Definitions
To prevent misunderstandings, let’s share some definitions of the terms we use in this page.
Asset
A data asset is any digital object or entity made up of data. It could be a dataset, document, visualization or data service and can include tools designed to make that data available and usable. For example, a dashboard that displays real-time data on a website is a data asset.
Data system
A platform from a technology meant to store, transform or observe data assets. Those are the systems the connectors connect to, in order to exchange information, at least to map in DataGalaxy the assets they contain, or deeper integrations scenarios. Examples: Databricks, Power BI, dbt, Bigeye…
Sometimes known as “data platform”, “source system”.Object
A DataGalaxy object, with its type (depending on the module), its attributes and its location in the hierarchy (”path”). Some objects aim to represent an asset from a data system (like a Power BI Report) and will likely be created by a connector in this case, some others add additional information (like Glossary objects) or a layer of abstraction (like Data Products) and will likely be managed manually.
Also known as “Entity”.Orphaned Object
An object in DataGalaxy which was created to represent an asset from a data system, but became "orphaned" because this asset doesn’t exist anymore.
Why did we build this feature?
When it comes to mapping their data systems and assets in DataGalaxy, users are looking for the most automation possible, and at the same time, the highest level of accuracy and freshness.

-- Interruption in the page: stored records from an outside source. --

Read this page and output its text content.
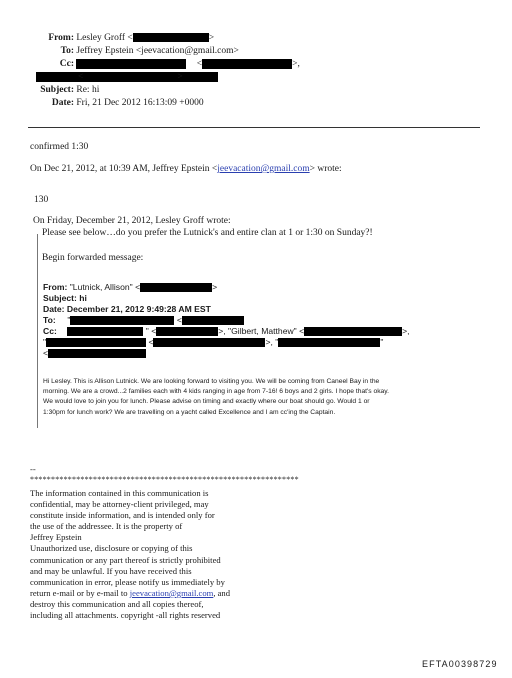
From: Lesley Groff <	>
To: Jeffrey Epstein <jeevacation@gmail.com>
Cc:	<	>,
<	>
Subject: Re: hi
Date: Fri, 21 Dec 2012 16:13:09 +0000
confirmed 1:30
On Dec 21, 2012, at 10:39 AM, Jeffrey Epstein <jeevacation@gmail.com> wrote:
130
On Friday, December 21, 2012, Lesley Groff wrote:
Please see below…do you prefer the Lutnick's and entire clan at 1 or 1:30 on Sunday?!
Begin forwarded message:
From: "Lutnick, Allison" <	>
Subject: hi
Date: December 21, 2012 9:49:28 AM EST
To: "	<
Cc:	" <	>, "Gilbert, Matthew" <	>,
"	<	>, "	"
<
Hi Lesley. This is Allison Lutnick. We are looking forward to visiting you. We will be coming from Caneel Bay in the
morning. We are a crowd...2 families each with 4 kids ranging in age from 7-16! 6 boys and 2 girls. I hope that's okay.
We would love to join you for lunch. Please advise on timing and exactly where our boat should go. Would 1 or
1:30pm for lunch work? We are travelling on a yacht called Excellence and I am cc'ing the Captain.
--
****************************************************************
The information contained in this communication is
confidential, may be attorney-client privileged, may
constitute inside information, and is intended only for
the use of the addressee. It is the property of
Jeffrey Epstein
Unauthorized use, disclosure or copying of this
communication or any part thereof is strictly prohibited
and may be unlawful. If you have received this
communication in error, please notify us immediately by
return e-mail or by e-mail to jeevacation@gmail.com, and
destroy this communication and all copies thereof,
including all attachments. copyright -all rights reserved
EFTA00398729
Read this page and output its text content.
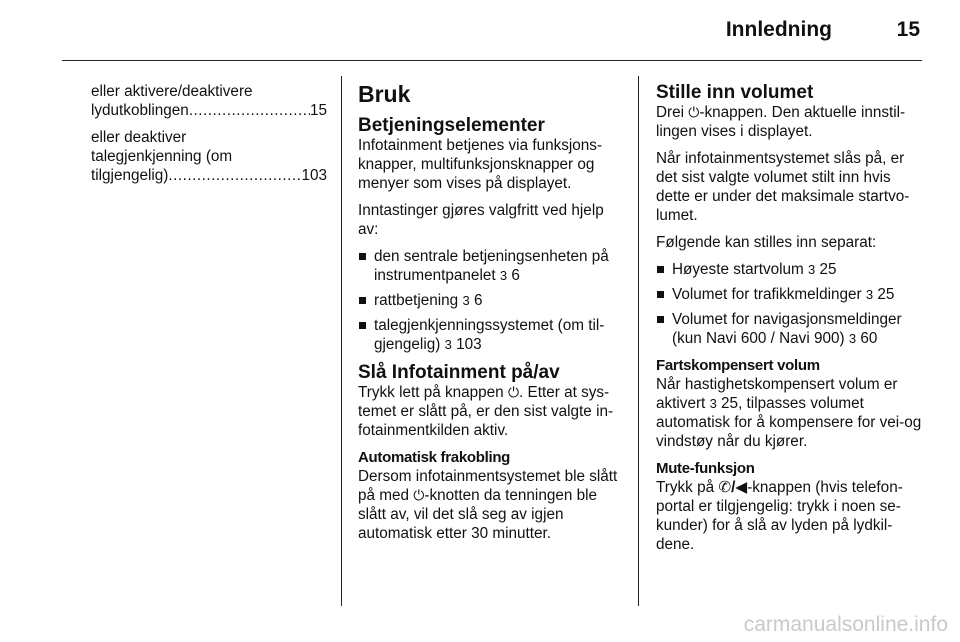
Innledning	15

eller aktivere/deaktivere
lydutkoblingen .....	15

eller deaktiver
talegjenkjenning (om
tilgjengelig) .....	103

Bruk
Betjeningselementer

Infotainment betjenes via funksjons-knapper, multifunksjonsknapper og menyer som vises på displayet.

Inntastinger gjøres valgfritt ved hjelp av:

den sentrale betjeningsenheten på instrumentpanelet 3 6
rattbetjening 3 6
talegjenkjenningssystemet (om til-gjengelig) 3 103
Slå Infotainment på/av

Trykk lett på knappen ⏻. Etter at sys-temet er slått på, er den sist valgte in-fotainmentkilden aktiv.

Automatisk frakobling

Dersom infotainmentsystemet ble slått på med ⏻-knotten da tenningen ble slått av, vil det slå seg av igjen automatisk etter 30 minutter.

Stille inn volumet

Drei ⏻-knappen. Den aktuelle innstil-lingen vises i displayet.

Når infotainmentsystemet slås på, er det sist valgte volumet stilt inn hvis dette er under det maksimale startvo-lumet.

Følgende kan stilles inn separat:

Høyeste startvolum 3 25
Volumet for trafikkmeldinger 3 25
Volumet for navigasjonsmeldinger (kun Navi 600 / Navi 900) 3 60
Fartskompensert volum

Når hastighetskompensert volum er aktivert 3 25, tilpasses volumet automatisk for å kompensere for vei-og vindstøy når du kjører.

Mute-funksjon

Trykk på ✆/◀-knappen (hvis telefon-portal er tilgjengelig: trykk i noen se-kunder) for å slå av lyden på lydkil-dene.

carmanualsonline.info
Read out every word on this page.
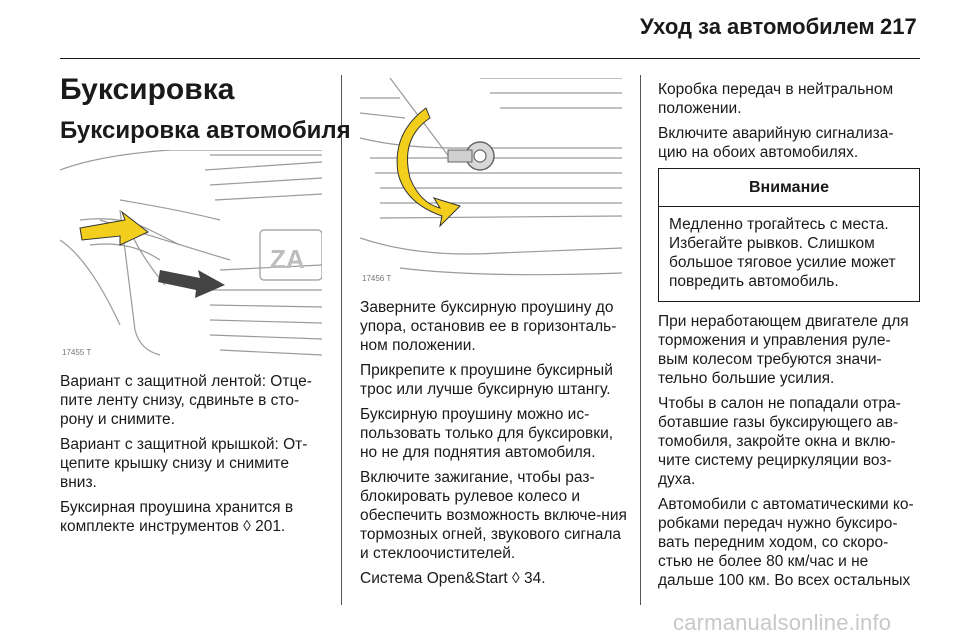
Уход за автомобилем 217
Буксировка
Буксировка автомобиля
ZA
17455 T
17456 T

Вариант с защитной лентой: Отце-пите ленту снизу, сдвиньте в сто-рону и снимите.

Вариант с защитной крышкой: От-цепите крышку снизу и снимите вниз.

Буксирная проушина хранится в комплекте инструментов ◊ 201.

Заверните буксирную проушину до упора, остановив ее в горизонталь-ном положении.

Прикрепите к проушине буксирный трос или лучше буксирную штангу.

Буксирную проушину можно ис-пользовать только для буксировки, но не для поднятия автомобиля.

Включите зажигание, чтобы раз-блокировать рулевое колесо и обеспечить возможность включе-ния тормозных огней, звукового сигнала и стеклоочистителей.

Система Open&Start ◊ 34.

Коробка передач в нейтральном положении.

Включите аварийную сигнализа-цию на обоих автомобилях.

Внимание
Медленно трогайтесь с места. Избегайте рывков. Слишком большое тяговое усилие может повредить автомобиль.

При неработающем двигателе для торможения и управления руле-вым колесом требуются значи-тельно большие усилия.

Чтобы в салон не попадали отра-ботавшие газы буксирующего ав-томобиля, закройте окна и вклю-чите систему рециркуляции воз-духа.

Автомобили с автоматическими ко-робками передач нужно буксиро-вать передним ходом, со скоро-стью не более 80 км/час и не дальше 100 км. Во всех остальных

carmanualsonline.info
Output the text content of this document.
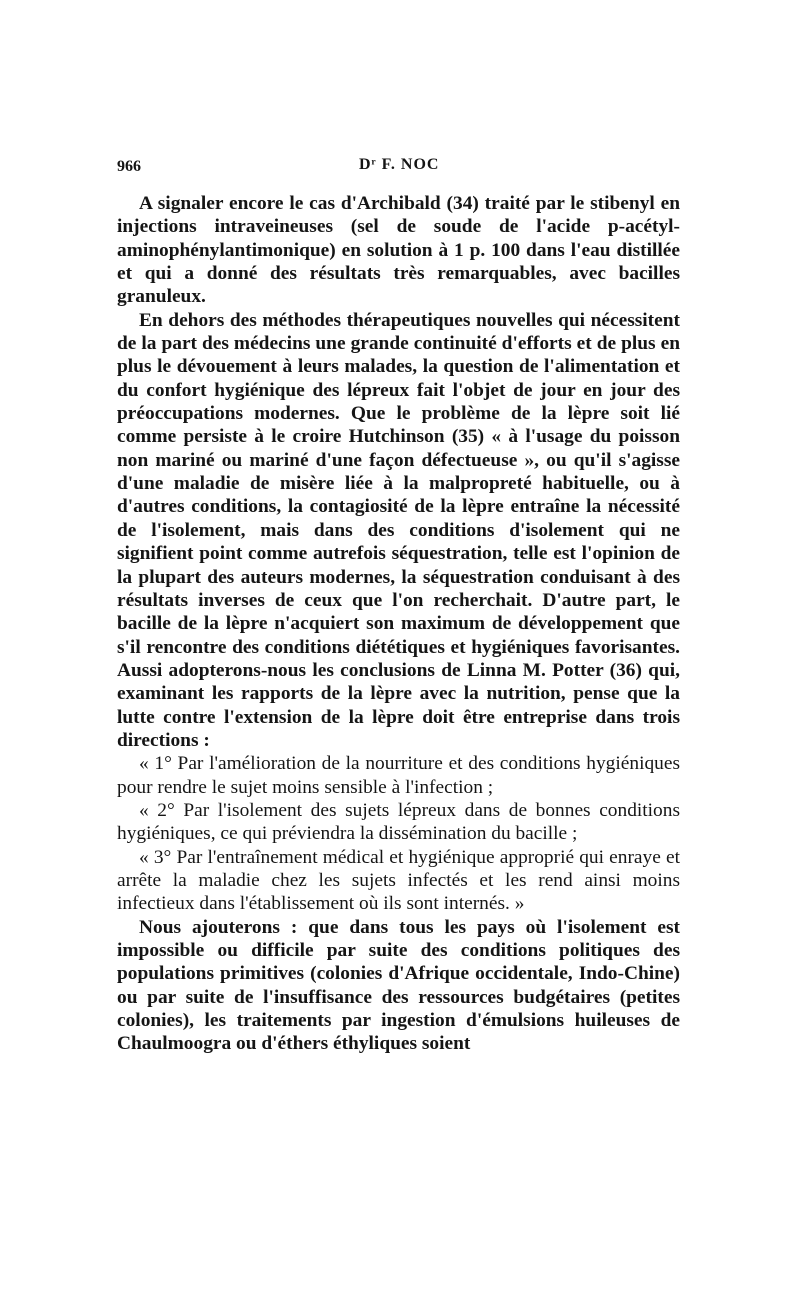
966	Dʳ F. NOC

A signaler encore le cas d'Archibald (34) traité par le stibenyl en injections intraveineuses (sel de soude de l'acide p-acétyl-aminophénylantimonique) en solution à 1 p. 100 dans l'eau distillée et qui a donné des résultats très remarquables, avec bacilles granuleux.

En dehors des méthodes thérapeutiques nouvelles qui nécessitent de la part des médecins une grande continuité d'efforts et de plus en plus le dévouement à leurs malades, la question de l'alimentation et du confort hygiénique des lépreux fait l'objet de jour en jour des préoccupations modernes. Que le problème de la lèpre soit lié comme persiste à le croire Hutchinson (35) « à l'usage du poisson non mariné ou mariné d'une façon défectueuse », ou qu'il s'agisse d'une maladie de misère liée à la malpropreté habituelle, ou à d'autres conditions, la contagiosité de la lèpre entraîne la nécessité de l'isolement, mais dans des conditions d'isolement qui ne signifient point comme autrefois séquestration, telle est l'opinion de la plupart des auteurs modernes, la séquestration conduisant à des résultats inverses de ceux que l'on recherchait. D'autre part, le bacille de la lèpre n'acquiert son maximum de développement que s'il rencontre des conditions diététiques et hygiéniques favorisantes. Aussi adopterons-nous les conclusions de Linna M. Potter (36) qui, examinant les rapports de la lèpre avec la nutrition, pense que la lutte contre l'extension de la lèpre doit être entreprise dans trois directions :

« 1° Par l'amélioration de la nourriture et des conditions hygiéniques pour rendre le sujet moins sensible à l'infection ;

« 2° Par l'isolement des sujets lépreux dans de bonnes conditions hygiéniques, ce qui préviendra la dissémination du bacille ;

« 3° Par l'entraînement médical et hygiénique approprié qui enraye et arrête la maladie chez les sujets infectés et les rend ainsi moins infectieux dans l'établissement où ils sont internés. »

Nous ajouterons : que dans tous les pays où l'isolement est impossible ou difficile par suite des conditions politiques des populations primitives (colonies d'Afrique occidentale, Indo-Chine) ou par suite de l'insuffisance des ressources budgétaires (petites colonies), les traitements par ingestion d'émulsions huileuses de Chaulmoogra ou d'éthers éthyliques soient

As those systems are dynamic, new assets are constantly created, some get modified and some are removed.
Those changes should be properly reported in DataGalaxy, so that the users benefit from an up-to-date and trustable representation of all their assets.
What is Orphaned objects handling?
The connectors take a snapshot of the source system at each run, usually on a schedule. As the source system has continued to live since the last run, the connector can face three situations:
- A new asset is discovered, which is not known in DataGalaxy → the connector will have to create a new object for representing this asset
- An asset is recognized as existing in DataGalaxy → the connector will have to update the corresponding object
- An asset which is represented as an object in DataGalaxy doesn’t exist anymore in the source system → a decision has to be taken about what to do with this object, which has become “orphaned” = it doesn’t represent any asset from the system anymore.
The purpose of the Orphaned objects handling feature is to identify those objects and propose actions to the user to be applied on those objects. There are two main reasons why the connector has to ask the user for the action and not just simply delete the objects:
- The connector may be wrong regarding some assets: in most of the systems, renaming an asset will be interpreted by the connector as a new asset with the new name and a deleted asset with the old name. As many enrichments can be manually added to the corresponding object in DataGalaxy, the user could prefer renaming it instead of deleting it and loose the enrichments.
- Even if the asset has been deleted, the user might prefer that its readers can still find it and be informed that it's obsolete, rather than it disappearing entirely from DataGalaxy
So the user has the ability to configure three different behaviors regarding orphaned objects:
- Do nothing: the objects will remain in DataGalaxy without modification.
- Change status to Obsolete: only the objects’ statuses will change, making it easier to identify the objects (using a filtered view for instance) and apply manual actions later on if necessary.
- Delete them: if you’re sure you’ll not lose any enrichment and want to keep your DataGalaxy automatically synchronized with your data system without effort, it’s the right option.
How does it precisely work?
Let’s analyze deeper how this feature works.
When a connector runs, a GUID is created for this run. This GUID is associated with all objects created or updated by the connector during this run, in their importGUID attribute. Then, two conditions have to be met to identify which objects in DataGalaxy are considered orphaned after this run:
- The objects have to be in the scope of the current connection
- The objects’ importGUID have to be different than the one of the current run, meaning they don’t have been just created or updated during this run.
After importing some objects in the platform, the connector sends an command to the platform to apply the action chosen by the user on the orphaned objects, providing the current run scope and importGUID: it’s the “reconcile” process.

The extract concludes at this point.